There isn’t a one-size-fits-all architecture but you can arrive at architectures that have broad applicability. They just don’t look like the architectures you learn at university.
* Use a multi-threaded tokio runtime that's allocated a thread-per-core * Focus on application development, so that tasks are well scoped / skewed and don't _need_ stealing in the typical case * Over time, the smart people working on Tokio will apply research to minimize the cost of work-stealing that's not actually needed. * At the limit, where long-lived tasks can be distributed across cores and all cores are busy, the performance will be near-optimal as compared with a true thread-per-core model.
What's your hot take? Are there fundamental optimizations to a modern thread-per-core architecture which seem _impossible_ to capture in a work-stealing architecture like Tokio's?

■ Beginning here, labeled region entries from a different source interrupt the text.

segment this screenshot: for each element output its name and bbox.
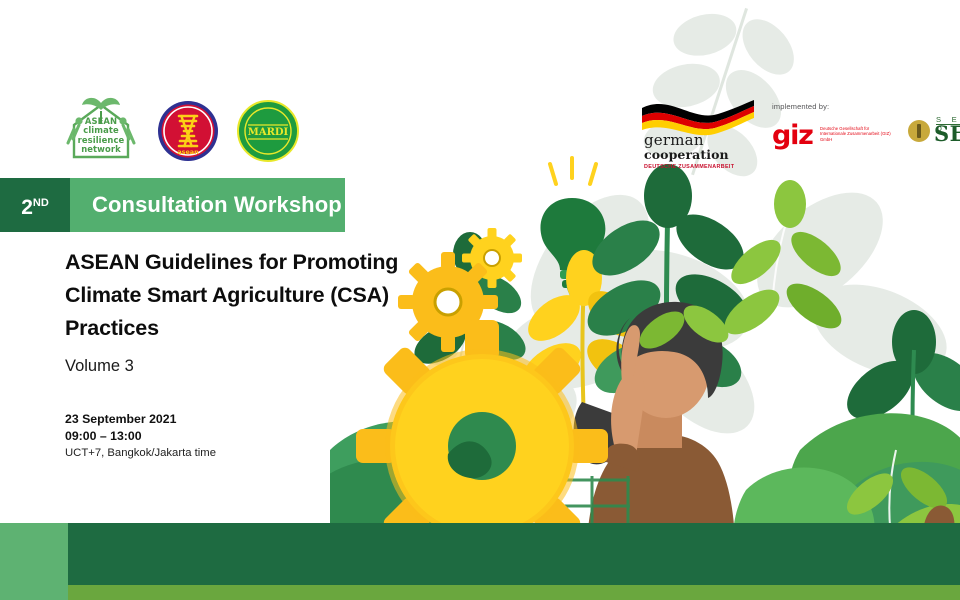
giz-logo: implemented by: giz Deutsche Gesellschaf… (772, 100, 894, 162)
mardi-logo: MARDI (236, 99, 300, 163)
partner-logos-right: german cooperation DEUTSCHE ZUSAMMENARBE… (640, 92, 960, 170)
page-title: ASEAN Guidelines for Promoting Climate S… (65, 246, 465, 345)
banner-label-box: Consultation Workshop (70, 178, 345, 232)
asean-emblem-icon: asean (156, 99, 220, 163)
workshop-banner: 2ND Consultation Workshop (0, 178, 345, 232)
searca-wordmark: SEARCA (934, 123, 960, 145)
title-line-1: ASEAN Guidelines for Promoting (65, 246, 465, 279)
gc-line2: cooperation (644, 148, 734, 162)
german-cooperation-logo: german cooperation DEUTSCHE ZUSAMMENARBE… (640, 96, 758, 166)
event-details: 23 September 2021 09:00 – 13:00 UCT+7, B… (65, 411, 216, 462)
acrn-wordmark: ASEAN climate resilience network (62, 117, 140, 155)
poster-canvas: ASEAN climate resilience network (0, 0, 960, 600)
german-cooperation-wordmark: german cooperation DEUTSCHE ZUSAMMENARBE… (644, 132, 734, 170)
mardi-seal-icon: MARDI (236, 99, 300, 163)
title-line-3: Practices (65, 312, 465, 345)
banner-ordinal: 2ND (21, 193, 49, 218)
footer-bar-dark (68, 523, 960, 585)
gc-line1: german (644, 132, 734, 148)
mardi-label: MARDI (248, 127, 289, 138)
asean-emblem-label: asean (177, 148, 199, 156)
event-time: 09:00 – 13:00 (65, 428, 216, 445)
implemented-by-label: implemented by: (772, 102, 829, 111)
title-line-2: Climate Smart Agriculture (CSA) (65, 279, 465, 312)
giz-wordmark: giz (772, 122, 813, 149)
event-date: 23 September 2021 (65, 411, 216, 428)
asean-emblem-logo: asean (156, 99, 220, 163)
searca-seal-icon (908, 120, 930, 142)
asean-climate-resilience-network-logo: ASEAN climate resilience network (62, 95, 140, 167)
partner-logos-left: ASEAN climate resilience network (62, 92, 300, 170)
giz-subtext: Deutsche Gesellschaft für Internationale… (820, 126, 892, 142)
banner-label: Consultation Workshop (92, 192, 342, 218)
footer-bar-left (0, 523, 68, 600)
seameo-searca-logo: S E A M E O SEARCA (908, 108, 960, 154)
banner-ordinal-box: 2ND (0, 178, 70, 232)
footer-bar-bottom (68, 585, 960, 600)
gc-line3: DEUTSCHE ZUSAMMENARBEIT (644, 164, 734, 170)
event-timezone: UCT+7, Bangkok/Jakarta time (65, 445, 216, 462)
german-flag-swoosh-icon (640, 96, 758, 136)
volume-label: Volume 3 (65, 357, 134, 376)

At some point, people started using thread-per-core style while delegating scheduling to a third-party runtime, which almost completely defeats the purpose. If you let tokio et al do that for you, you are leaving a lot of performance and scale on the table. This is an NP-Hard problem; the point of solving it at compile-time is that it is computationally intractable for generic code to create a good schedule at runtime unless it is a trivial case. We need schedulers to consistently make excellent decisions extremely efficiently. I think this point is often lost in discussions of thread-per-core. In the old days we didn’t have runtimes, it was just assumed you would be designing an exotic scheduler. The lack of discussion around this may have led people to believe it wasn’t a critical aspect.

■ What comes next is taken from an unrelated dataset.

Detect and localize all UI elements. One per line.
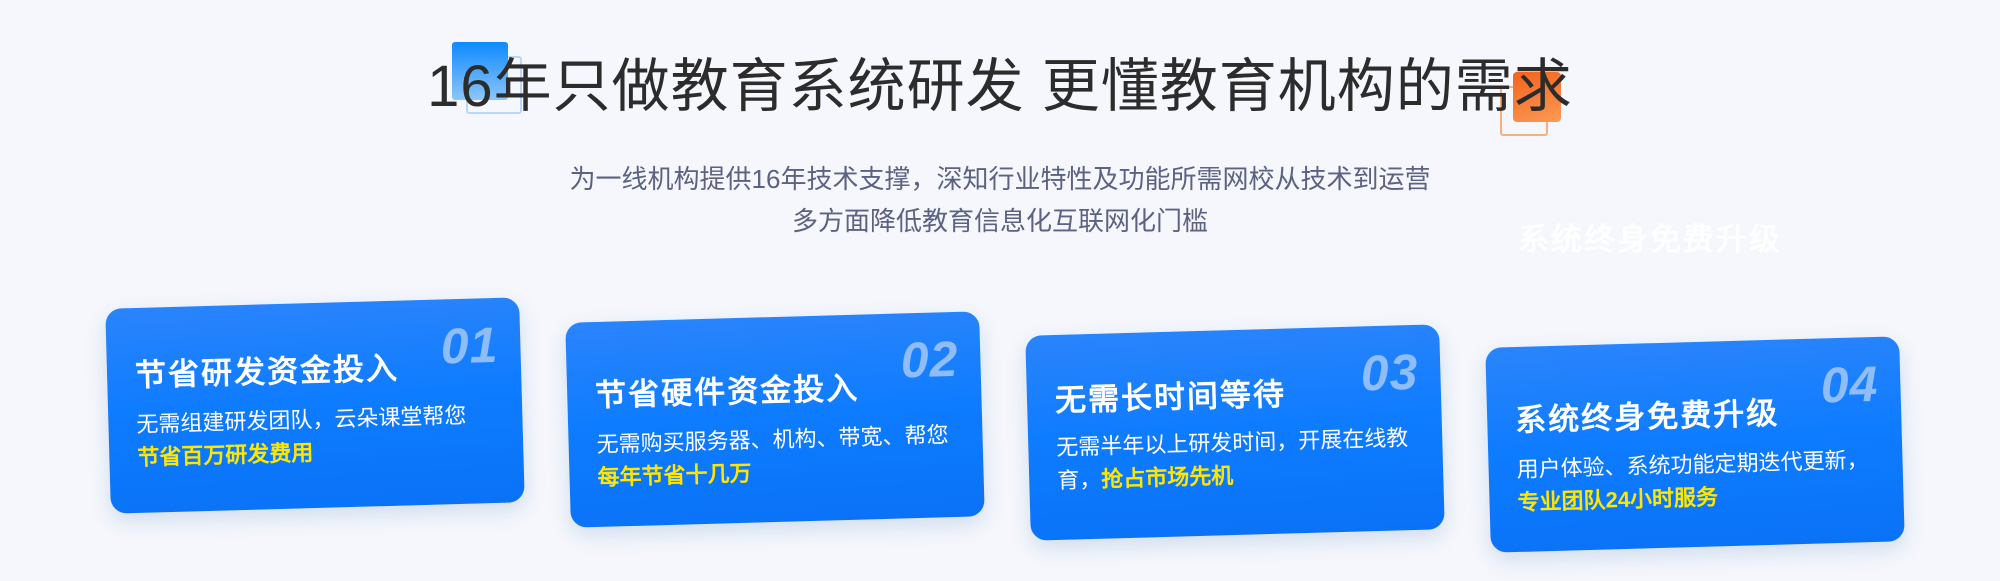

The reality that designing excellent workload-optimized I/O and execution schedulers is an esoteric, high-skill endeavor. It requires enormous amounts of patience and craft, it doesn’t lend itself to quick-and-dirty prototypes. If you aren’t willing to spend months designing the many touch points for the scheduler throughout your software, the algorithms for how events across those touch points interact, and analyzing the scheduler at a systems level for equilibria and boundary conditions then thread-per-core might not be worth the effort.
That said, it isn’t rocket science to design a reasonable schedule for software that is e.g. just taking data off the wire and doing something with it. Most systems are not nearly as complex as e.g. a full-featured database kernel.
Your past has already been super interesting, so if you ever do get around to writing this, I’d be very excited to read it!
Libraries like .NET's Task Parallel Library or Intel Threaded Building Blocks pretty much cemented these work-stealing task architectures. It's not that they didn't work well enough, but Intel Core came along, and single-threaded perf scaling was possible again, so these libraries became less of a focus.
It seems multi-core interest is back.
"At that time, ensuring maximum CPU utilization was not so important, since you’d typically be bound by other things, but things like disk speed has improved dramatically in the last 10 years while CPU speeds have not."
I have absolutely no idea why anyone would think breaking the thread per core model is better and I seriously question the knowledge of anyone proposing another model without some VERY good explanation. The GP isn't even close to this in any way.
Per core threads and not much else are fairly required for nyse, trading, oms, and i bet things like switches. A web browser might be their polar opposite.
Never thought of it that way, but it’s indeed true — a new task does get enqueued in that case. Thanks for the insight!
Java, .NET, Delphi, and C++ co-routines, all provide mechanisms to provide our own scheduler, which can then be used to say what goes where.
Maybe cool languages should look more into the ideas of these not so cool our parents ecosystems kind of languages. There are some interesting ideas there.